The photonic system achieved greater than 96 percent accuracy during training tests and greater than 92 percent accuracy during inference, which is comparable to traditional hardware. As well as, the chip performs key computations in lower than half a nanosecond.
“This work demonstrates that computing — at its essence, the mapping of inputs to outputs — could be compiled onto recent architectures of linear and nonlinear physics that enable a fundamentally different scaling law of computation versus effort needed,” says Englund.

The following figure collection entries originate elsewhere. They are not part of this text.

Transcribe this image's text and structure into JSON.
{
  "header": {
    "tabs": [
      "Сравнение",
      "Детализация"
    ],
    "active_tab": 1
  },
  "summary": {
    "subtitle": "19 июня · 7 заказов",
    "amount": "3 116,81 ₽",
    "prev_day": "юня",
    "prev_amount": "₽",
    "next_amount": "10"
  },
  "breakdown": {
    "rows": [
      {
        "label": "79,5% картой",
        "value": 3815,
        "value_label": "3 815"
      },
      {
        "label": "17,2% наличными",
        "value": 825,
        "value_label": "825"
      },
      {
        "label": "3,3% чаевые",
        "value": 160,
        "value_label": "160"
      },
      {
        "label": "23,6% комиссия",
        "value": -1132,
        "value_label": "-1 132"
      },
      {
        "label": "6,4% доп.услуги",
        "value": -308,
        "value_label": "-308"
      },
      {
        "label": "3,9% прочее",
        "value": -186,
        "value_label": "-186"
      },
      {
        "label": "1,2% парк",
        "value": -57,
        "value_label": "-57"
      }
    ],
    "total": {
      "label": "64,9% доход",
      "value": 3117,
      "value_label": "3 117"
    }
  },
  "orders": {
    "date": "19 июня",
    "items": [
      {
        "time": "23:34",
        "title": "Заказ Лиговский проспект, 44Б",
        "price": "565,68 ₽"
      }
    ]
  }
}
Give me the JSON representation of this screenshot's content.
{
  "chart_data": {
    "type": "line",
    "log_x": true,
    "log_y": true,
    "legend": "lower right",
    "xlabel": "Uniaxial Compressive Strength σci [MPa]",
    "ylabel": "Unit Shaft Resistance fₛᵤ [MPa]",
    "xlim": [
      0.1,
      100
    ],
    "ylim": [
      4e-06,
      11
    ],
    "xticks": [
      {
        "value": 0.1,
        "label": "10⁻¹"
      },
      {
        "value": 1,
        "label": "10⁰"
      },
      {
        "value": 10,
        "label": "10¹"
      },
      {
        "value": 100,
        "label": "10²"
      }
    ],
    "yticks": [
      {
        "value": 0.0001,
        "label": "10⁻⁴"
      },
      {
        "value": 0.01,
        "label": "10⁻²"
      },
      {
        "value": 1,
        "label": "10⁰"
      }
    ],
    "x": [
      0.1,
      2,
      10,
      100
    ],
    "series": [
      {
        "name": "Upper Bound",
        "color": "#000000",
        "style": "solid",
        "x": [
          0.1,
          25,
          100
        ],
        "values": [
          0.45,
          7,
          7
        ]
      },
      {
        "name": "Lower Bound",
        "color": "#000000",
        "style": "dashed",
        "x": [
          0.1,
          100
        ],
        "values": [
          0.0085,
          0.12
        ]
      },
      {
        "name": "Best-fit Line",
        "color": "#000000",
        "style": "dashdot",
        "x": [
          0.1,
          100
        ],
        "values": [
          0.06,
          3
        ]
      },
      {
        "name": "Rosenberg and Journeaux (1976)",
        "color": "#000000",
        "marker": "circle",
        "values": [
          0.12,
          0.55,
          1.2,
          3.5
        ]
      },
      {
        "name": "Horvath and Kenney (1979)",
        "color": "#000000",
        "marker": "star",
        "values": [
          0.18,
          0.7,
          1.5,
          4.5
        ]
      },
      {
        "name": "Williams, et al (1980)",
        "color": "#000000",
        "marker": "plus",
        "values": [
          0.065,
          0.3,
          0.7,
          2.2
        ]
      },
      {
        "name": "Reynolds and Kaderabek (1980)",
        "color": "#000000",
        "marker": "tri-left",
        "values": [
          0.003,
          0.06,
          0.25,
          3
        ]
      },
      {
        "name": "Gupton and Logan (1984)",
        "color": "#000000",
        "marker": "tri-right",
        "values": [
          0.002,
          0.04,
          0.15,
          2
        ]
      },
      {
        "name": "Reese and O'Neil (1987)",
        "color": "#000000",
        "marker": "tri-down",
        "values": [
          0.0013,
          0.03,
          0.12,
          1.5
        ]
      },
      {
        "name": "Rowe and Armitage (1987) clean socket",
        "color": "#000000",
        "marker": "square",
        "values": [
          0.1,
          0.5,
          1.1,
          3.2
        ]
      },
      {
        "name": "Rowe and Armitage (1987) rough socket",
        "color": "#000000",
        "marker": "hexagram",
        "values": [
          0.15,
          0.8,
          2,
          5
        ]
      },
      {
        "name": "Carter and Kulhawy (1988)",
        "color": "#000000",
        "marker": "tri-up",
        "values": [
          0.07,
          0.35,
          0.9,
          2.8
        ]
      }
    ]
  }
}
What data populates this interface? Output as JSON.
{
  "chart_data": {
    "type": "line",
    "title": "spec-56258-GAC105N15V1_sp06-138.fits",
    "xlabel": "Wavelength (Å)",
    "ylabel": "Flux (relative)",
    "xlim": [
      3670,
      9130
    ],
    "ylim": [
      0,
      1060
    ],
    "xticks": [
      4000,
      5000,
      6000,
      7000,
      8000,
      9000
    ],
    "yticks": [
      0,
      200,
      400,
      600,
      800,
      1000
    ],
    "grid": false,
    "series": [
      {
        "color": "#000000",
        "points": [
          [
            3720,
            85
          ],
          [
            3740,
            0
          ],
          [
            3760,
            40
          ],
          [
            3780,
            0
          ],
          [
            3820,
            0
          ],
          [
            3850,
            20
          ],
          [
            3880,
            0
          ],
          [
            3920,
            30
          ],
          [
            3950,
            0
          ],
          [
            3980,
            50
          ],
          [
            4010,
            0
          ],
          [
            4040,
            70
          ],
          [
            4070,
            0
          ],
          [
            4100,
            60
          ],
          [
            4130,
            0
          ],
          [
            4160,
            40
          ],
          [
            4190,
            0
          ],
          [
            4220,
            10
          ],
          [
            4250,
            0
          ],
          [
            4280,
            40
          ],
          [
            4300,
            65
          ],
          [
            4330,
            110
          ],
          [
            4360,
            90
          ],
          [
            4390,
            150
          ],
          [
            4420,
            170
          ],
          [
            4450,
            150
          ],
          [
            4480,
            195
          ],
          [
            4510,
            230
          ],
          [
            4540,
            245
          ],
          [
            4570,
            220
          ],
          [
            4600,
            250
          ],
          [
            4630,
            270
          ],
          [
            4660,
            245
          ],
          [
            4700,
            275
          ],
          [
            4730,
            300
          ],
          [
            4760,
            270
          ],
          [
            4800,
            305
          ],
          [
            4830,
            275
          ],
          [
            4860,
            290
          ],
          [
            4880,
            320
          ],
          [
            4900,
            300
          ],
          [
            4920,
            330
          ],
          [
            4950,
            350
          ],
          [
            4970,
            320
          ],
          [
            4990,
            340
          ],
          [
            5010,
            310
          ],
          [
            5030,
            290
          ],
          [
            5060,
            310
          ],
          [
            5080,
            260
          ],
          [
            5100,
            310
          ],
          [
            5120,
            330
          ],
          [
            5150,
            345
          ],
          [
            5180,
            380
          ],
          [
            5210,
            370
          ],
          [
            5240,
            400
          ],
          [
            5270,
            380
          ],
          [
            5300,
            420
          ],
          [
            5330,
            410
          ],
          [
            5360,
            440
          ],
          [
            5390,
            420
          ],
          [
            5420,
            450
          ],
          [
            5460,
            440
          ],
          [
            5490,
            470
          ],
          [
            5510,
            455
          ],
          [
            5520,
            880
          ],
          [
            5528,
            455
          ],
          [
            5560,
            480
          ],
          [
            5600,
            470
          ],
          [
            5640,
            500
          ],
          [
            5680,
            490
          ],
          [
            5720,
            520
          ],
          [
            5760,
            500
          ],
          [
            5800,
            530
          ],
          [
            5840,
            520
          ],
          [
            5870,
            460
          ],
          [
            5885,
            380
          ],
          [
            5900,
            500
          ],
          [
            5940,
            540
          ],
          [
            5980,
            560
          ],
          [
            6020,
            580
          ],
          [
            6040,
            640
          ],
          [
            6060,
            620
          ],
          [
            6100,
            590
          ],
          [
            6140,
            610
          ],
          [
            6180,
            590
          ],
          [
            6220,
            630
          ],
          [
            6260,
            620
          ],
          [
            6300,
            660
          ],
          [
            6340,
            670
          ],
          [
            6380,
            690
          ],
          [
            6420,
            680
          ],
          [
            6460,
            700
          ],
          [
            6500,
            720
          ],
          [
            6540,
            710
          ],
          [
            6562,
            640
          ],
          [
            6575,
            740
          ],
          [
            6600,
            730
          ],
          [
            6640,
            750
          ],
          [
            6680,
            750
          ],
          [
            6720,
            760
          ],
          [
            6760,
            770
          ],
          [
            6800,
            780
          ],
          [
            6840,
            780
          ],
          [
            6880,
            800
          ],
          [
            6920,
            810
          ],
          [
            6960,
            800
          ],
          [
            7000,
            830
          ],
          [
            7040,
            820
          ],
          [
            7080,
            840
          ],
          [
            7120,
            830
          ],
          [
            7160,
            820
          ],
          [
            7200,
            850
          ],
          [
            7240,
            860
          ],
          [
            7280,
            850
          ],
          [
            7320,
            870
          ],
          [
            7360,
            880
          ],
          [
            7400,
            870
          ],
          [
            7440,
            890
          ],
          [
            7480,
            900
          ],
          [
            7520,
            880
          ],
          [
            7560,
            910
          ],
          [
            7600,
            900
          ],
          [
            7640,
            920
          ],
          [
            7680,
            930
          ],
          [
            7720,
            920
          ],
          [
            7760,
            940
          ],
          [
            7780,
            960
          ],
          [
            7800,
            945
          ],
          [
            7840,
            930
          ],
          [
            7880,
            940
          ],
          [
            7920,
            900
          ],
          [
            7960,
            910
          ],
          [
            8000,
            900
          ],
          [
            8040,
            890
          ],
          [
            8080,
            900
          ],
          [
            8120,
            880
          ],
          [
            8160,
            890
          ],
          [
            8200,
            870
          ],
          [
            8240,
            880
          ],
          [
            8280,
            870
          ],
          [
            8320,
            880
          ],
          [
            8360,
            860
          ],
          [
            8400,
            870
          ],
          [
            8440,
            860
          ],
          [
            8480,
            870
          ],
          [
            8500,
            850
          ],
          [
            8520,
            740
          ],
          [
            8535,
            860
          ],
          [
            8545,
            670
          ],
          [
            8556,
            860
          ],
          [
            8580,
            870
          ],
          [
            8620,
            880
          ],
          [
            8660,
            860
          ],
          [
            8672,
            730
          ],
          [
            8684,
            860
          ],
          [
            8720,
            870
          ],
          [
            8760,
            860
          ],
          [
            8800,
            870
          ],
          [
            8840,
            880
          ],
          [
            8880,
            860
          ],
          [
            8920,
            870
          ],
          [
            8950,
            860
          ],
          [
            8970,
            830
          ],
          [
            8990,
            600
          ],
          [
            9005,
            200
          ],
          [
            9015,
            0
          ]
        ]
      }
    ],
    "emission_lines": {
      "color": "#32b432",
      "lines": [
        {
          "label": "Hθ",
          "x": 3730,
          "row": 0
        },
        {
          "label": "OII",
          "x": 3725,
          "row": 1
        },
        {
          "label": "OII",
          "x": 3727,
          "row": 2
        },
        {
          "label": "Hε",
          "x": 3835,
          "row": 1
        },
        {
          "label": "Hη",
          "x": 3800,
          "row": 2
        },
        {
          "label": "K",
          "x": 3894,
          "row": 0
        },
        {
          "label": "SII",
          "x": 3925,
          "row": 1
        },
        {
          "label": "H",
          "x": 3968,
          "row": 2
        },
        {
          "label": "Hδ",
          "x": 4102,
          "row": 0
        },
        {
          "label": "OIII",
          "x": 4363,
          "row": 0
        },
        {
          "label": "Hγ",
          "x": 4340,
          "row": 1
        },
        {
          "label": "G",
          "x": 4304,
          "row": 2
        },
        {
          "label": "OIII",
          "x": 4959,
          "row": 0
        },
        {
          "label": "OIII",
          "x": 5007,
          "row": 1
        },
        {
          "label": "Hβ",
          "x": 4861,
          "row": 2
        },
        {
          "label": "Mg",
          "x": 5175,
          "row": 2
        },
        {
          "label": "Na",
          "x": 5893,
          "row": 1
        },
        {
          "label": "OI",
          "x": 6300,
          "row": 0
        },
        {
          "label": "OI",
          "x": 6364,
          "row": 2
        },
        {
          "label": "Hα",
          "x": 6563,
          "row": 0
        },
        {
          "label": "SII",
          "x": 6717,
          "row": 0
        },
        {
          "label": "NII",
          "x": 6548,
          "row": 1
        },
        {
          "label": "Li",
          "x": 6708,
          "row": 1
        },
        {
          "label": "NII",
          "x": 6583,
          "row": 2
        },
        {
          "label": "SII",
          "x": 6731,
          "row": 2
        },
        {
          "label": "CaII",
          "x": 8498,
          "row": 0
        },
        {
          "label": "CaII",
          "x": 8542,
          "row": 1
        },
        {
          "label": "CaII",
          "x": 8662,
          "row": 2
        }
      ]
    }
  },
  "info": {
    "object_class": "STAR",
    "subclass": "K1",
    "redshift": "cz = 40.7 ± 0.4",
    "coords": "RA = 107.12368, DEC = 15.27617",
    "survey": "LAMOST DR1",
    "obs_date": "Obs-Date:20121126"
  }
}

All the circuit was fabricated using the identical infrastructure and foundry processes that produce CMOS computer chips. This might enable the chip to be manufactured at scale, using tried-and-true techniques that introduce little or no error into the fabrication process.
Scaling up their device and integrating it with real-world electronics like cameras or telecommunications systems shall be a significant focus of future work, Bandyopadhyay says. As well as, the researchers need to explore algorithms that may leverage some great benefits of optics to coach systems faster and with higher energy efficiency.
This research was funded, partially, by the U.S. National Science Foundation, the U.S. Air Force Office of Scientific Research, and NTT Research.